Pasta Primavera
Amy
Pasta Primavera is a vibrant celebration of fresh vegetables and al dente pasta, ready in just 30 minutes. Crisp-tender broccoli, sweet bell peppers, and juicy cherry tomatoes mingle with a light, garlicky sauce for a dish that’s as colorful as it is flavorful.
Prep Time 10 minutes mins
Cook Time 20 minutes mins
Total Time 30 minutes mins
- 10 ounces penne pasta
- 2 tablespoons extra-virgin olive oil plus more for drizzling
- 4 cloves garlic sliced
- 1 yellow squash sliced into thin half-moons
- 1 zucchini sliced into thin half-moons
- 1 bunch asparagus chopped into 1-inch pieces
- 1 cup cherry tomatoes halved
- 1 cup red onion thinly sliced
- 1 teaspoon sea salt
- ½ cup frozen peas thawed
- ¾ cup grated pecorino cheese
- 3 tablespoons fresh lemon juice
- red pepper flakes
- 1 cup fresh basil leaves plus more for garnish
- ¼ cup fresh tarragon optional
- Freshly ground black pepper
Bring a large pot of salted water to a boil. Prepare the pasta according to the package instructions, cooking until al dente. Drain and toss with a drizzle of olive oil to prevent sticking.

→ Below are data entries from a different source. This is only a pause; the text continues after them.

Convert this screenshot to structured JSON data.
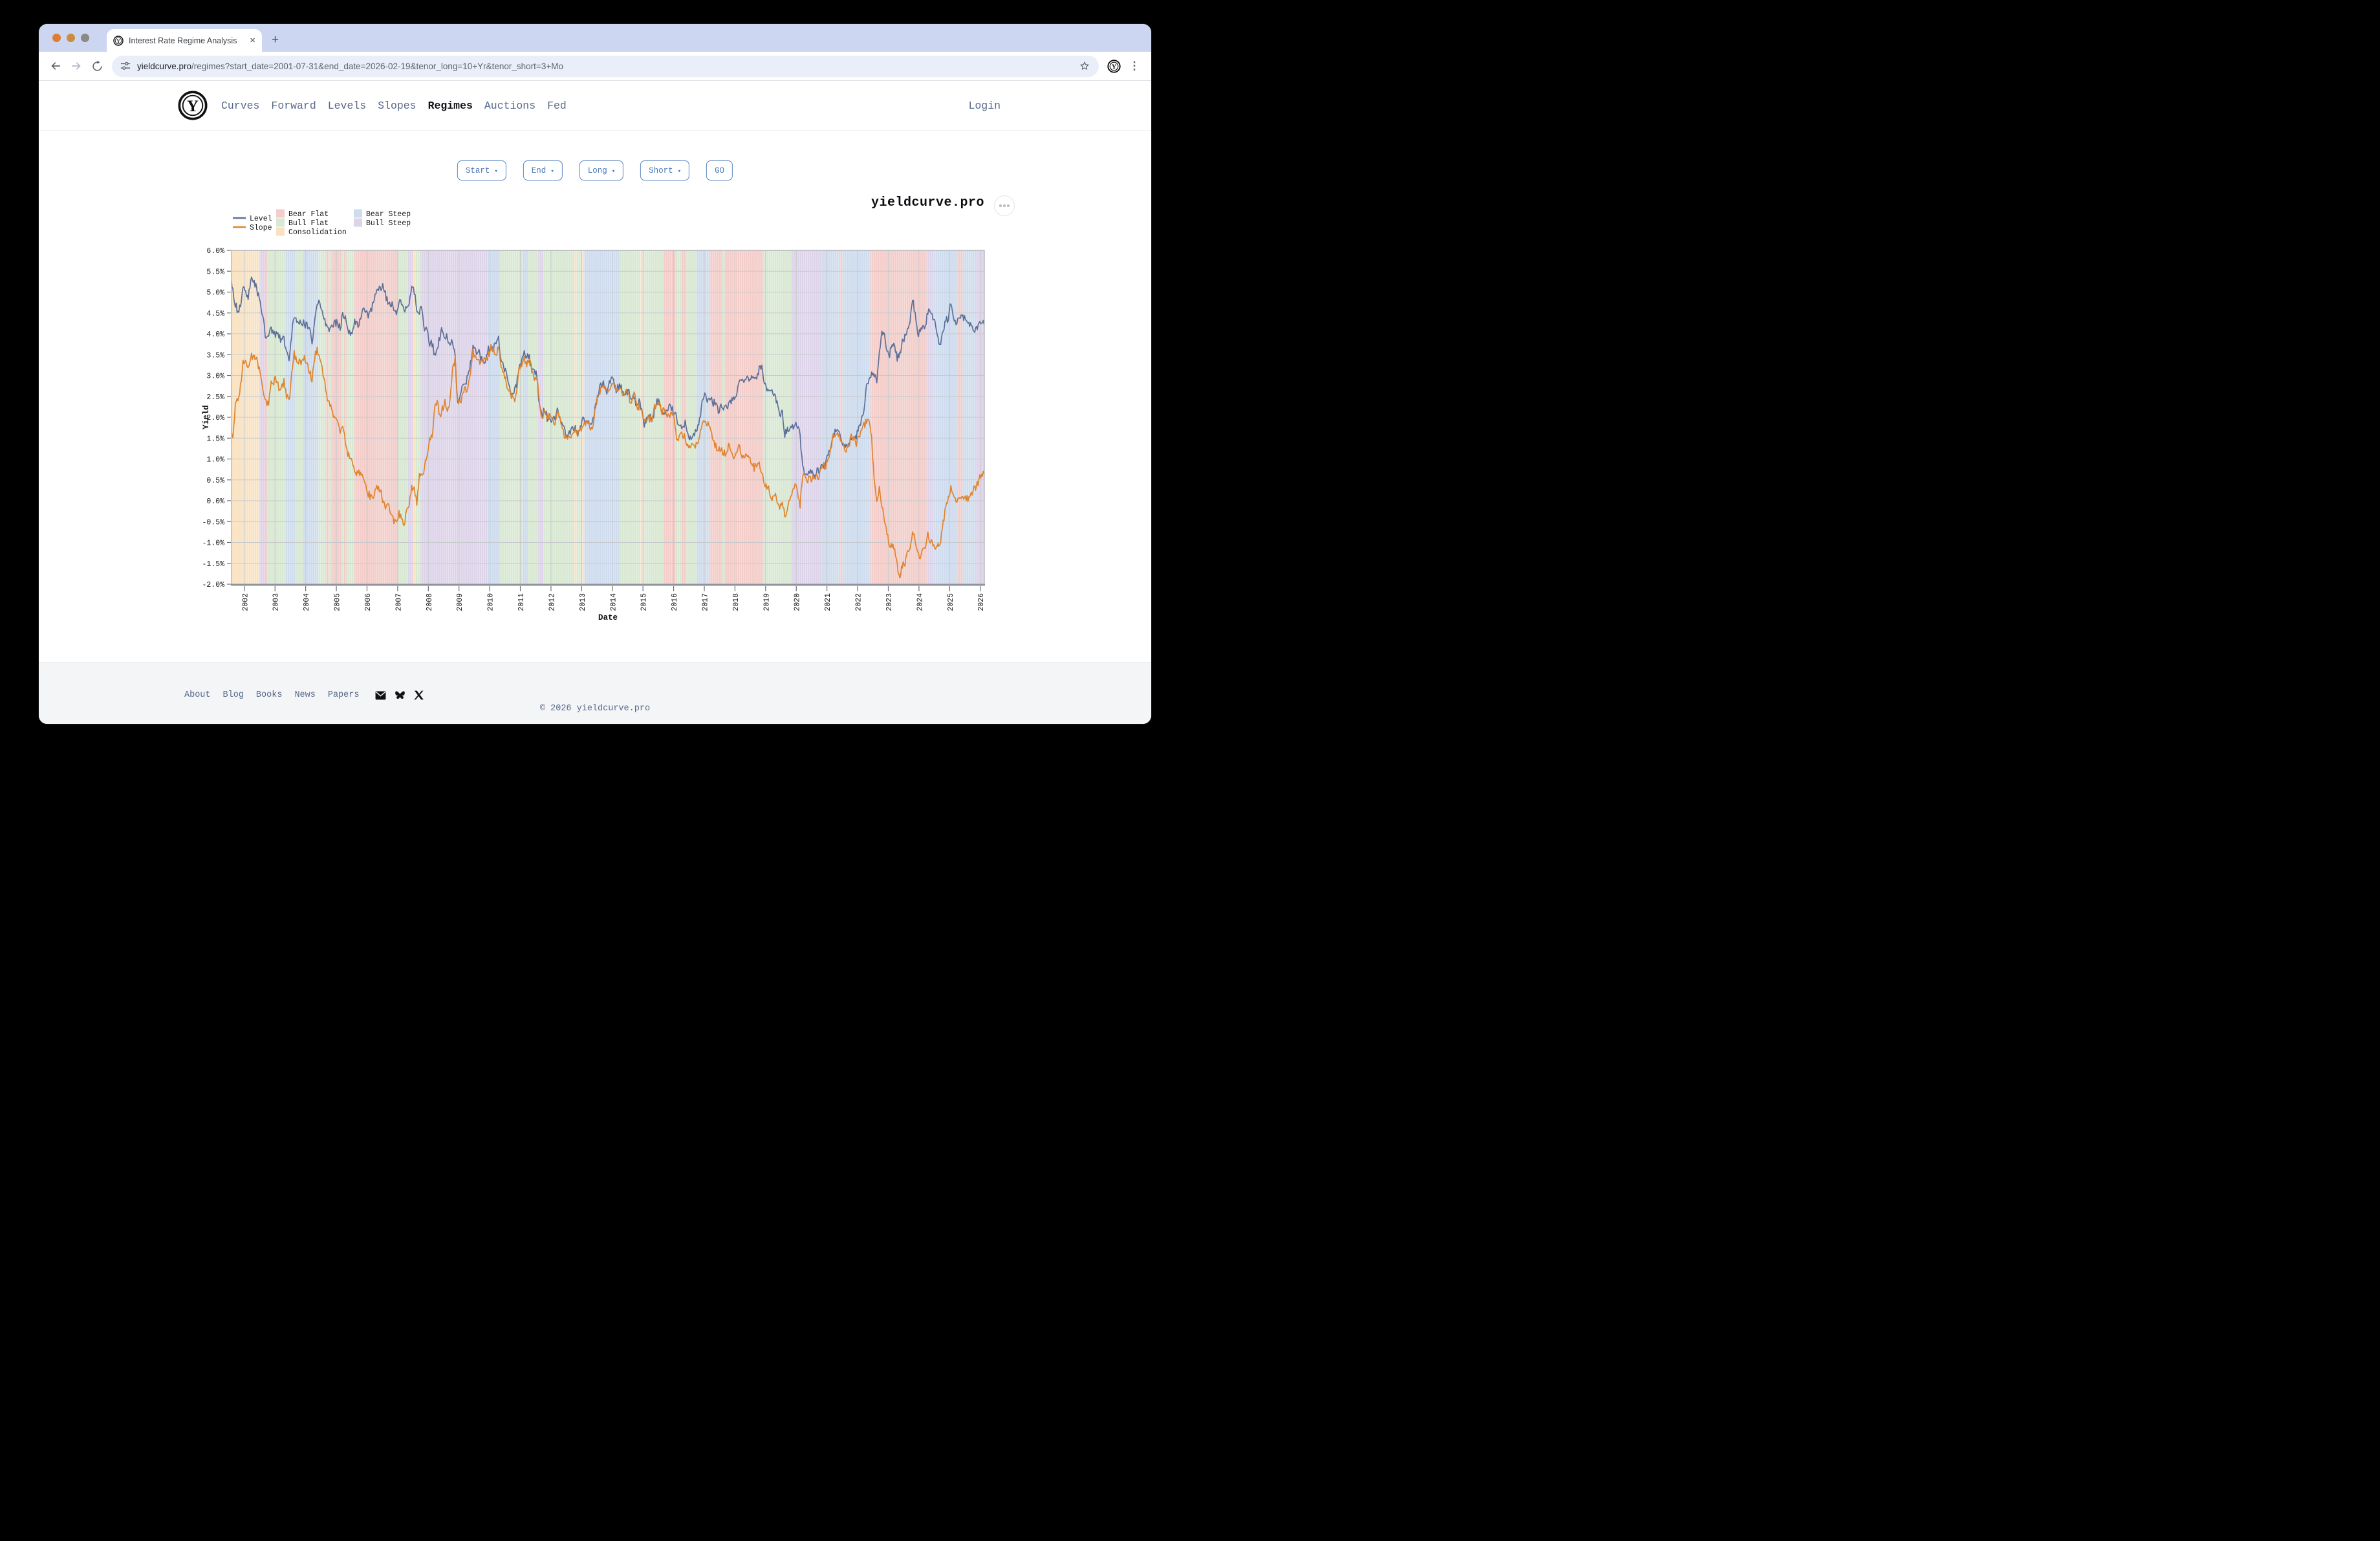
{
  "window": {
    "traffic_lights": [
      "#df7b37",
      "#cd8b3e",
      "#8b8987"
    ],
    "tab": {
      "title": "Interest Rate Regime Analysis",
      "close_icon": "×"
    },
    "new_tab_icon": "+",
    "menu_icon_name": "kebab-menu"
  },
  "toolbar": {
    "url_domain": "yieldcurve.pro",
    "url_path": "/regimes?start_date=2001-07-31&end_date=2026-02-19&tenor_long=10+Yr&tenor_short=3+Mo"
  },
  "header": {
    "logo_letter": "Y",
    "nav": [
      "Curves",
      "Forward",
      "Levels",
      "Slopes",
      "Regimes",
      "Auctions",
      "Fed"
    ],
    "active": "Regimes",
    "login": "Login"
  },
  "filters": {
    "items": [
      "Start",
      "End",
      "Long",
      "Short"
    ],
    "caret": "▾",
    "go": "GO"
  },
  "brand": {
    "title": "yieldcurve.pro"
  },
  "footer": {
    "links": [
      "About",
      "Blog",
      "Books",
      "News",
      "Papers"
    ],
    "icons": [
      "email-icon",
      "bluesky-icon",
      "x-icon"
    ],
    "copyright": "© 2026 yieldcurve.pro"
  },
  "chart_data": {
    "type": "line",
    "title": "yieldcurve.pro",
    "xlabel": "Date",
    "ylabel": "Yield",
    "ylim": [
      -2.0,
      6.0
    ],
    "ytick_step": 0.5,
    "x_range": [
      "2001-07-31",
      "2026-02-19"
    ],
    "xticks": [
      2002,
      2003,
      2004,
      2005,
      2006,
      2007,
      2008,
      2009,
      2010,
      2011,
      2012,
      2013,
      2014,
      2015,
      2016,
      2017,
      2018,
      2019,
      2020,
      2021,
      2022,
      2023,
      2024,
      2025,
      2026
    ],
    "frequency": "monthly",
    "x_start_month": "2001-07",
    "legend_position": "upper left",
    "grid": true,
    "series": [
      {
        "name": "Level",
        "color": "#5c6f99",
        "values": [
          5.24,
          4.97,
          4.73,
          4.57,
          4.65,
          5.09,
          5.04,
          4.91,
          5.28,
          5.21,
          5.16,
          4.93,
          4.65,
          4.26,
          3.87,
          3.94,
          4.05,
          4.03,
          4.05,
          3.9,
          3.81,
          3.96,
          3.57,
          3.33,
          3.98,
          4.45,
          4.27,
          4.29,
          4.3,
          4.27,
          4.15,
          4.08,
          3.83,
          4.35,
          4.72,
          4.73,
          4.5,
          4.28,
          4.13,
          4.1,
          4.19,
          4.23,
          4.22,
          4.17,
          4.5,
          4.34,
          4.14,
          4.0,
          4.18,
          4.26,
          4.2,
          4.46,
          4.54,
          4.47,
          4.42,
          4.57,
          4.72,
          4.99,
          5.11,
          5.11,
          5.09,
          4.88,
          4.72,
          4.73,
          4.6,
          4.56,
          4.76,
          4.72,
          4.56,
          4.69,
          4.75,
          5.1,
          5.0,
          4.67,
          4.52,
          4.53,
          4.15,
          4.1,
          3.74,
          3.74,
          3.51,
          3.68,
          3.88,
          4.1,
          4.01,
          3.89,
          3.69,
          3.81,
          3.53,
          2.25,
          2.45,
          2.87,
          2.82,
          2.93,
          3.29,
          3.72,
          3.56,
          3.59,
          3.4,
          3.39,
          3.4,
          3.59,
          3.73,
          3.69,
          3.73,
          3.85,
          3.42,
          3.2,
          3.01,
          2.7,
          2.65,
          2.54,
          2.76,
          3.29,
          3.39,
          3.58,
          3.41,
          3.46,
          3.17,
          3.0,
          3.0,
          2.3,
          1.98,
          2.15,
          2.01,
          1.98,
          1.97,
          1.97,
          2.17,
          2.05,
          1.8,
          1.62,
          1.53,
          1.68,
          1.72,
          1.75,
          1.65,
          1.72,
          1.91,
          1.98,
          1.96,
          1.76,
          1.93,
          2.3,
          2.58,
          2.74,
          2.81,
          2.62,
          2.72,
          2.9,
          2.86,
          2.71,
          2.72,
          2.71,
          2.56,
          2.6,
          2.54,
          2.42,
          2.53,
          2.3,
          2.33,
          2.21,
          1.88,
          1.98,
          2.04,
          1.94,
          2.2,
          2.36,
          2.32,
          2.17,
          2.17,
          2.07,
          2.26,
          2.24,
          2.09,
          1.78,
          1.89,
          1.81,
          1.81,
          1.64,
          1.5,
          1.56,
          1.63,
          1.76,
          2.14,
          2.49,
          2.43,
          2.42,
          2.48,
          2.3,
          2.3,
          2.19,
          2.32,
          2.21,
          2.2,
          2.36,
          2.35,
          2.4,
          2.58,
          2.86,
          2.84,
          2.87,
          2.98,
          2.91,
          2.89,
          2.89,
          3.0,
          3.15,
          3.12,
          2.83,
          2.71,
          2.68,
          2.57,
          2.53,
          2.4,
          2.07,
          2.06,
          1.63,
          1.7,
          1.71,
          1.81,
          1.86,
          1.76,
          1.5,
          0.87,
          0.66,
          0.67,
          0.73,
          0.62,
          0.65,
          0.68,
          0.79,
          0.87,
          0.93,
          1.08,
          1.26,
          1.61,
          1.64,
          1.62,
          1.52,
          1.32,
          1.28,
          1.37,
          1.58,
          1.56,
          1.47,
          1.76,
          1.93,
          2.13,
          2.75,
          2.9,
          3.14,
          2.9,
          2.9,
          3.52,
          3.98,
          3.89,
          3.62,
          3.53,
          3.75,
          3.66,
          3.46,
          3.57,
          3.75,
          3.9,
          4.17,
          4.38,
          4.8,
          4.5,
          4.02,
          4.06,
          4.21,
          4.21,
          4.54,
          4.48,
          4.31,
          4.25,
          3.87,
          3.72,
          4.1,
          4.36,
          4.39,
          4.7,
          4.45,
          4.28,
          4.28,
          4.42,
          4.38,
          4.39,
          4.26,
          4.15,
          4.1,
          4.1,
          4.18,
          4.25,
          4.3
        ]
      },
      {
        "name": "Slope",
        "color": "#e0832d",
        "values": [
          1.65,
          1.55,
          2.33,
          2.35,
          2.75,
          3.35,
          3.39,
          3.17,
          3.5,
          3.48,
          3.42,
          3.23,
          2.97,
          2.63,
          2.29,
          2.36,
          2.82,
          2.83,
          2.88,
          2.72,
          2.67,
          2.84,
          2.48,
          2.4,
          3.04,
          3.48,
          3.33,
          3.36,
          3.36,
          3.36,
          3.27,
          3.14,
          2.88,
          3.41,
          3.66,
          3.4,
          3.05,
          2.78,
          2.45,
          2.34,
          2.04,
          2.01,
          1.87,
          1.61,
          1.71,
          1.46,
          1.16,
          0.97,
          0.85,
          0.76,
          0.67,
          0.56,
          0.6,
          0.47,
          0.12,
          0.05,
          0.15,
          0.35,
          0.31,
          0.17,
          0.01,
          -0.15,
          -0.16,
          -0.35,
          -0.45,
          -0.46,
          -0.36,
          -0.43,
          -0.62,
          -0.31,
          -0.12,
          0.37,
          0.25,
          -0.1,
          0.62,
          0.58,
          0.8,
          1.0,
          1.46,
          1.6,
          2.18,
          2.34,
          2.08,
          2.21,
          2.35,
          2.16,
          2.4,
          3.16,
          3.33,
          2.39,
          2.39,
          2.57,
          2.61,
          2.77,
          3.11,
          3.54,
          3.38,
          3.41,
          3.28,
          3.32,
          3.35,
          3.53,
          3.65,
          3.58,
          3.58,
          3.69,
          3.26,
          3.08,
          2.85,
          2.55,
          2.5,
          2.41,
          2.62,
          3.15,
          3.24,
          3.45,
          3.31,
          3.4,
          3.12,
          2.96,
          2.97,
          2.28,
          1.96,
          2.13,
          2.0,
          1.97,
          1.94,
          1.89,
          2.09,
          1.97,
          1.72,
          1.53,
          1.43,
          1.58,
          1.61,
          1.64,
          1.56,
          1.66,
          1.84,
          1.86,
          1.89,
          1.7,
          1.89,
          2.25,
          2.54,
          2.7,
          2.79,
          2.57,
          2.64,
          2.83,
          2.83,
          2.66,
          2.67,
          2.68,
          2.53,
          2.56,
          2.51,
          2.39,
          2.51,
          2.28,
          2.31,
          2.18,
          1.85,
          1.96,
          2.01,
          1.93,
          2.19,
          2.35,
          2.28,
          2.1,
          2.16,
          2.05,
          2.08,
          2.04,
          1.83,
          1.47,
          1.6,
          1.58,
          1.53,
          1.38,
          1.21,
          1.27,
          1.34,
          1.43,
          1.66,
          1.98,
          1.92,
          1.9,
          1.73,
          1.5,
          1.33,
          1.17,
          1.25,
          1.2,
          1.16,
          1.28,
          1.12,
          1.03,
          1.17,
          1.27,
          1.11,
          1.07,
          1.09,
          0.98,
          0.89,
          0.81,
          0.84,
          0.87,
          0.76,
          0.42,
          0.31,
          0.24,
          0.12,
          0.13,
          -0.01,
          -0.12,
          -0.06,
          -0.41,
          -0.16,
          0.06,
          0.23,
          0.32,
          0.22,
          -0.05,
          0.6,
          0.52,
          0.53,
          0.57,
          0.49,
          0.55,
          0.58,
          0.69,
          0.79,
          0.84,
          1.0,
          1.21,
          1.58,
          1.62,
          1.6,
          1.47,
          1.27,
          1.23,
          1.33,
          1.53,
          1.51,
          1.41,
          1.57,
          1.6,
          1.83,
          1.94,
          1.87,
          1.48,
          0.47,
          0.05,
          0.26,
          -0.1,
          -0.45,
          -0.78,
          -1.14,
          -1.05,
          -1.15,
          -1.6,
          -1.86,
          -1.5,
          -1.51,
          -1.28,
          -1.07,
          -0.66,
          -0.89,
          -1.35,
          -1.31,
          -1.17,
          -1.17,
          -0.85,
          -0.91,
          -1.05,
          -1.12,
          -1.1,
          -0.91,
          -0.48,
          -0.22,
          0.08,
          0.33,
          0.15,
          -0.02,
          0.01,
          0.09,
          0.05,
          0.06,
          0.09,
          0.2,
          0.25,
          0.35,
          0.55,
          0.62,
          0.55
        ]
      }
    ],
    "regime_colors": {
      "Bear Flat": "#f3cdc9",
      "Bull Flat": "#d8e8d2",
      "Consolidation": "#f9e2c1",
      "Bear Steep": "#cfdcee",
      "Bull Steep": "#ded4ea"
    },
    "regimes": [
      {
        "start": "2001-07",
        "end": "2002-07",
        "regime": "Consolidation"
      },
      {
        "start": "2002-07",
        "end": "2002-09",
        "regime": "Bull Steep"
      },
      {
        "start": "2002-09",
        "end": "2002-10",
        "regime": "Bear Flat"
      },
      {
        "start": "2002-10",
        "end": "2003-05",
        "regime": "Bull Flat"
      },
      {
        "start": "2003-05",
        "end": "2003-09",
        "regime": "Bear Steep"
      },
      {
        "start": "2003-09",
        "end": "2003-12",
        "regime": "Bull Flat"
      },
      {
        "start": "2003-12",
        "end": "2004-06",
        "regime": "Bear Steep"
      },
      {
        "start": "2004-06",
        "end": "2004-09",
        "regime": "Bull Flat"
      },
      {
        "start": "2004-09",
        "end": "2004-10",
        "regime": "Bear Flat"
      },
      {
        "start": "2004-10",
        "end": "2004-11",
        "regime": "Bull Flat"
      },
      {
        "start": "2004-11",
        "end": "2005-03",
        "regime": "Bear Flat"
      },
      {
        "start": "2005-03",
        "end": "2005-04",
        "regime": "Bull Flat"
      },
      {
        "start": "2005-04",
        "end": "2005-05",
        "regime": "Bear Flat"
      },
      {
        "start": "2005-05",
        "end": "2005-08",
        "regime": "Bull Flat"
      },
      {
        "start": "2005-08",
        "end": "2007-01",
        "regime": "Bear Flat"
      },
      {
        "start": "2007-01",
        "end": "2007-05",
        "regime": "Bull Flat"
      },
      {
        "start": "2007-05",
        "end": "2007-07",
        "regime": "Bull Steep"
      },
      {
        "start": "2007-07",
        "end": "2007-08",
        "regime": "Consolidation"
      },
      {
        "start": "2007-08",
        "end": "2007-10",
        "regime": "Bull Flat"
      },
      {
        "start": "2007-10",
        "end": "2009-12",
        "regime": "Bull Steep"
      },
      {
        "start": "2009-12",
        "end": "2010-05",
        "regime": "Bear Steep"
      },
      {
        "start": "2010-05",
        "end": "2011-02",
        "regime": "Bull Flat"
      },
      {
        "start": "2011-02",
        "end": "2011-04",
        "regime": "Bear Steep"
      },
      {
        "start": "2011-04",
        "end": "2011-08",
        "regime": "Bull Flat"
      },
      {
        "start": "2011-08",
        "end": "2011-10",
        "regime": "Bull Steep"
      },
      {
        "start": "2011-10",
        "end": "2012-10",
        "regime": "Bull Flat"
      },
      {
        "start": "2012-10",
        "end": "2012-11",
        "regime": "Consolidation"
      },
      {
        "start": "2012-11",
        "end": "2013-01",
        "regime": "Bull Flat"
      },
      {
        "start": "2013-01",
        "end": "2013-02",
        "regime": "Consolidation"
      },
      {
        "start": "2013-02",
        "end": "2014-04",
        "regime": "Bear Steep"
      },
      {
        "start": "2014-04",
        "end": "2014-12",
        "regime": "Bull Flat"
      },
      {
        "start": "2014-12",
        "end": "2015-01",
        "regime": "Consolidation"
      },
      {
        "start": "2015-01",
        "end": "2015-09",
        "regime": "Bull Flat"
      },
      {
        "start": "2015-09",
        "end": "2016-02",
        "regime": "Bear Flat"
      },
      {
        "start": "2016-02",
        "end": "2016-04",
        "regime": "Bull Flat"
      },
      {
        "start": "2016-04",
        "end": "2016-06",
        "regime": "Bear Flat"
      },
      {
        "start": "2016-06",
        "end": "2016-10",
        "regime": "Bull Flat"
      },
      {
        "start": "2016-10",
        "end": "2017-03",
        "regime": "Bear Steep"
      },
      {
        "start": "2017-03",
        "end": "2017-08",
        "regime": "Bear Flat"
      },
      {
        "start": "2017-08",
        "end": "2017-09",
        "regime": "Bull Flat"
      },
      {
        "start": "2017-09",
        "end": "2018-12",
        "regime": "Bear Flat"
      },
      {
        "start": "2018-12",
        "end": "2019-11",
        "regime": "Bull Flat"
      },
      {
        "start": "2019-11",
        "end": "2020-11",
        "regime": "Bull Steep"
      },
      {
        "start": "2020-11",
        "end": "2021-06",
        "regime": "Bear Steep"
      },
      {
        "start": "2021-06",
        "end": "2021-07",
        "regime": "Bear Flat"
      },
      {
        "start": "2021-07",
        "end": "2022-06",
        "regime": "Bear Steep"
      },
      {
        "start": "2022-06",
        "end": "2024-04",
        "regime": "Bear Flat"
      },
      {
        "start": "2024-04",
        "end": "2024-07",
        "regime": "Bull Steep"
      },
      {
        "start": "2024-07",
        "end": "2025-04",
        "regime": "Bear Steep"
      },
      {
        "start": "2025-04",
        "end": "2025-06",
        "regime": "Bear Flat"
      },
      {
        "start": "2025-06",
        "end": "2025-11",
        "regime": "Bear Steep"
      },
      {
        "start": "2025-11",
        "end": "2026-03",
        "regime": "Bull Steep"
      }
    ]
  }
}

Heat the oil in a large, deep skillet over medium heat. Add the garlic, squash, zucchini, asparagus, tomatoes, onion, salt, and several grinds of pepper and sauté for 3 to 4 minutes, or until the vegetables are tender.
Add the pasta, peas, cheese, lemon juice, and a pinch of red pepper flakes and toss to combine. Stir in the basil and tarragon, if using.
Season to taste, garnish with more basil, and serve.